“No.”

“That can be checked maybe. Right now we want you to get her to talk. Goddam her, she’s stopped us dead. Come on.” He moved.

I caught his elbow. “Hold it. If she sticks to it that she’ll only talk with me I’ll have to think up questions. I ought to know what happened.”

“Yeah.” Purley wanted no more delay, but obviously I had a point. “There were only three of us left, me here at the front, and Joffe and Sullivan there on chairs. The barbers were all working on customers. Fickler was moving around. I was on the phone half the time. We had squeezed out everything we could here, for the present anyhow, and it was a letdown, you know how that is.”

“Where was Janet?”

“I’m telling you. Toracco, that’s Philip, finished with a customer, and a new one got in his chair — we were letting regular customers in. The new one wanted a manicure, and Toracco called Janet, but she didn’t come.

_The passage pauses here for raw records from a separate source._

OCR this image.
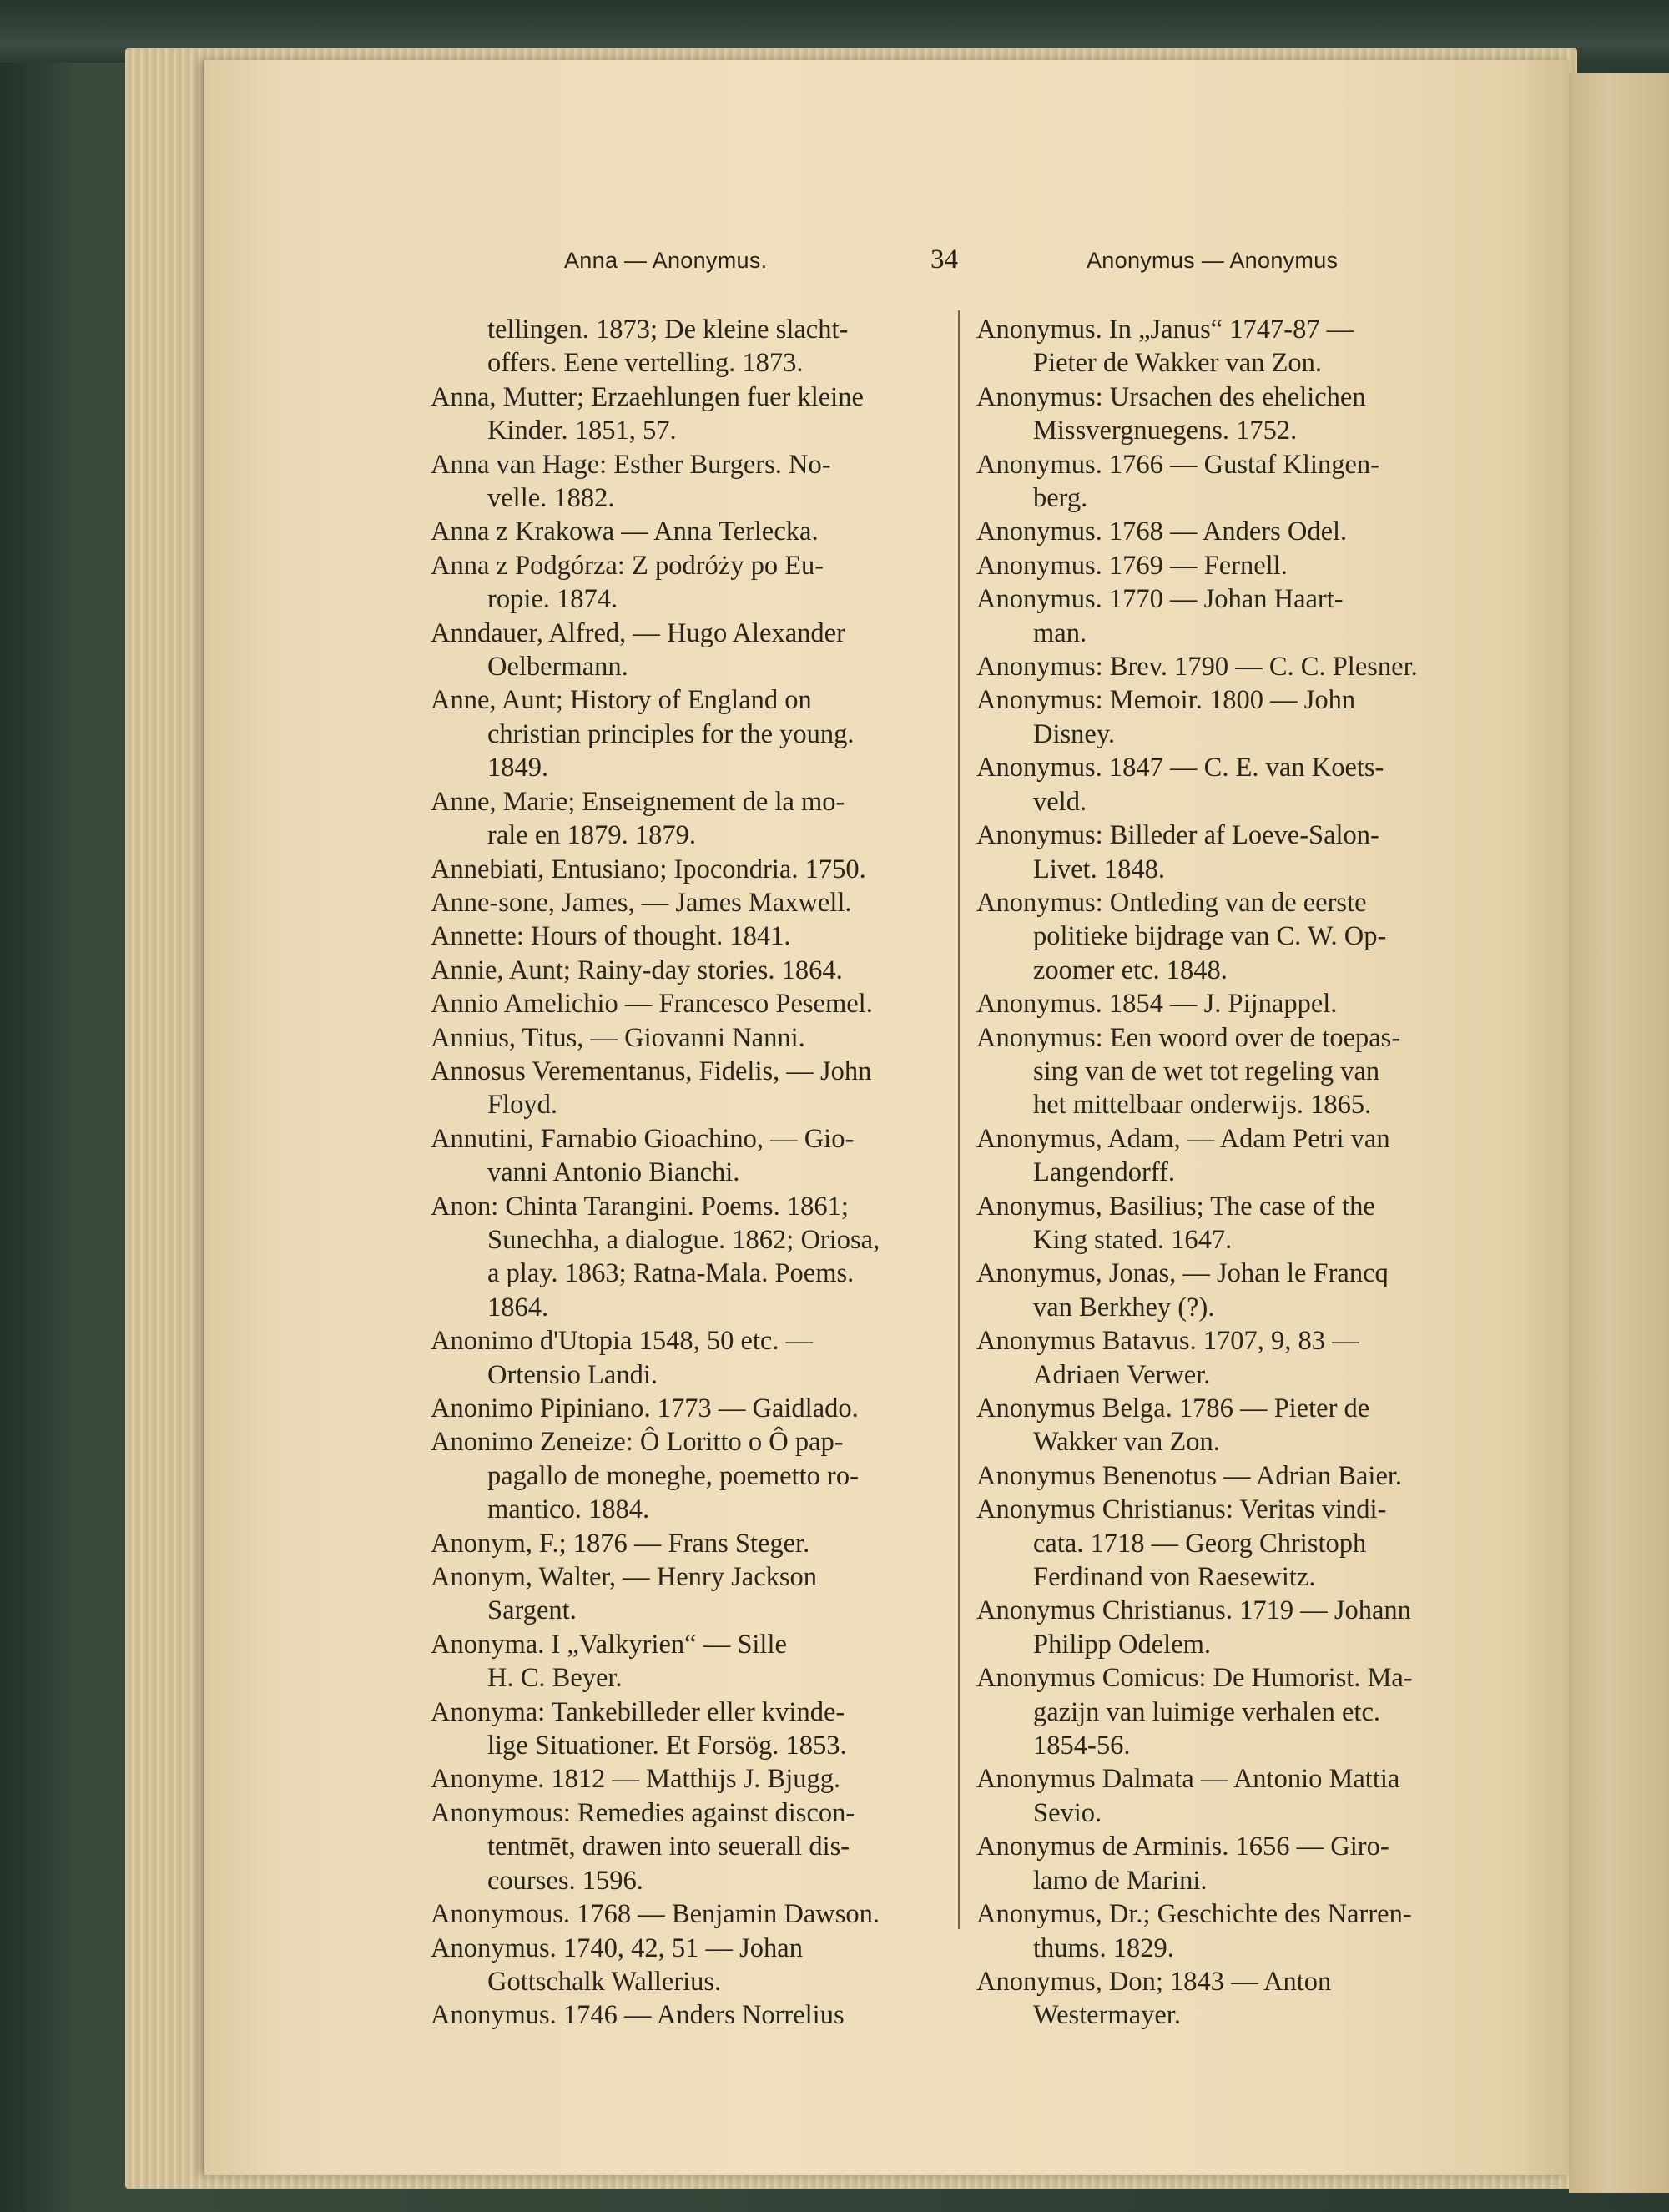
Anna — Anonymus.	34	Anonymus — Anonymus
tellingen. 1873; De kleine slacht-
offers. Eene vertelling. 1873.
Anna, Mutter; Erzaehlungen fuer kleine
Kinder. 1851, 57.
Anna van Hage: Esther Burgers. No-
velle. 1882.
Anna z Krakowa — Anna Terlecka.
Anna z Podgórza: Z podróży po Eu-
ropie. 1874.
Anndauer, Alfred, — Hugo Alexander
Oelbermann.
Anne, Aunt; History of England on
christian principles for the young.
1849.
Anne, Marie; Enseignement de la mo-
rale en 1879. 1879.
Annebiati, Entusiano; Ipocondria. 1750.
Anne-sone, James, — James Maxwell.
Annette: Hours of thought. 1841.
Annie, Aunt; Rainy-day stories. 1864.
Annio Amelichio — Francesco Pesemel.
Annius, Titus, — Giovanni Nanni.
Annosus Verementanus, Fidelis, — John
Floyd.
Annutini, Farnabio Gioachino, — Gio-
vanni Antonio Bianchi.
Anon: Chinta Tarangini. Poems. 1861;
Sunechha, a dialogue. 1862; Oriosa,
a play. 1863; Ratna-Mala. Poems.
1864.
Anonimo d'Utopia 1548, 50 etc. —
Ortensio Landi.
Anonimo Pipiniano. 1773 — Gaidlado.
Anonimo Zeneize: Ô Loritto o Ô pap-
pagallo de moneghe, poemetto ro-
mantico. 1884.
Anonym, F.; 1876 — Frans Steger.
Anonym, Walter, — Henry Jackson
Sargent.
Anonyma. I „Valkyrien“ — Sille
H. C. Beyer.
Anonyma: Tankebilleder eller kvinde-
lige Situationer. Et Forsög. 1853.
Anonyme. 1812 — Matthijs J. Bjugg.
Anonymous: Remedies against discon-
tentmēt, drawen into seuerall dis-
courses. 1596.
Anonymous. 1768 — Benjamin Dawson.
Anonymus. 1740, 42, 51 — Johan
Gottschalk Wallerius.
Anonymus. 1746 — Anders Norrelius
Anonymus. In „Janus“ 1747-87 —
Pieter de Wakker van Zon.
Anonymus: Ursachen des ehelichen
Missvergnuegens. 1752.
Anonymus. 1766 — Gustaf Klingen-
berg.
Anonymus. 1768 — Anders Odel.
Anonymus. 1769 — Fernell.
Anonymus. 1770 — Johan Haart-
man.
Anonymus: Brev. 1790 — C. C. Plesner.
Anonymus: Memoir. 1800 — John
Disney.
Anonymus. 1847 — C. E. van Koets-
veld.
Anonymus: Billeder af Loeve-Salon-
Livet. 1848.
Anonymus: Ontleding van de eerste
politieke bijdrage van C. W. Op-
zoomer etc. 1848.
Anonymus. 1854 — J. Pijnappel.
Anonymus: Een woord over de toepas-
sing van de wet tot regeling van
het mittelbaar onderwijs. 1865.
Anonymus, Adam, — Adam Petri van
Langendorff.
Anonymus, Basilius; The case of the
King stated. 1647.
Anonymus, Jonas, — Johan le Francq
van Berkhey (?).
Anonymus Batavus. 1707, 9, 83 —
Adriaen Verwer.
Anonymus Belga. 1786 — Pieter de
Wakker van Zon.
Anonymus Benenotus — Adrian Baier.
Anonymus Christianus: Veritas vindi-
cata. 1718 — Georg Christoph
Ferdinand von Raesewitz.
Anonymus Christianus. 1719 — Johann
Philipp Odelem.
Anonymus Comicus: De Humorist. Ma-
gazijn van luimige verhalen etc.
1854-56.
Anonymus Dalmata — Antonio Mattia
Sevio.
Anonymus de Arminis. 1656 — Giro-
lamo de Marini.
Anonymus, Dr.; Geschichte des Narren-
thums. 1829.
Anonymus, Don; 1843 — Anton
Westermayer.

Fickler was helping the outgoing customer on with his coat. Toracco went behind the partition to get Janet, and there she was on the floor of her booth, cold. She had gone there fifteen minutes before, possibly twenty. I think all of them had gone behind the partition at least once during that time.”

“You think?”

“Yes, I think.”

“It must have been quite a letdown.”

“I said I was on the phone a lot. Joffe and Sullivan will not be jumped up, and don’t they know it. You know damn well how much we like it, her getting bopped with three of us right here.”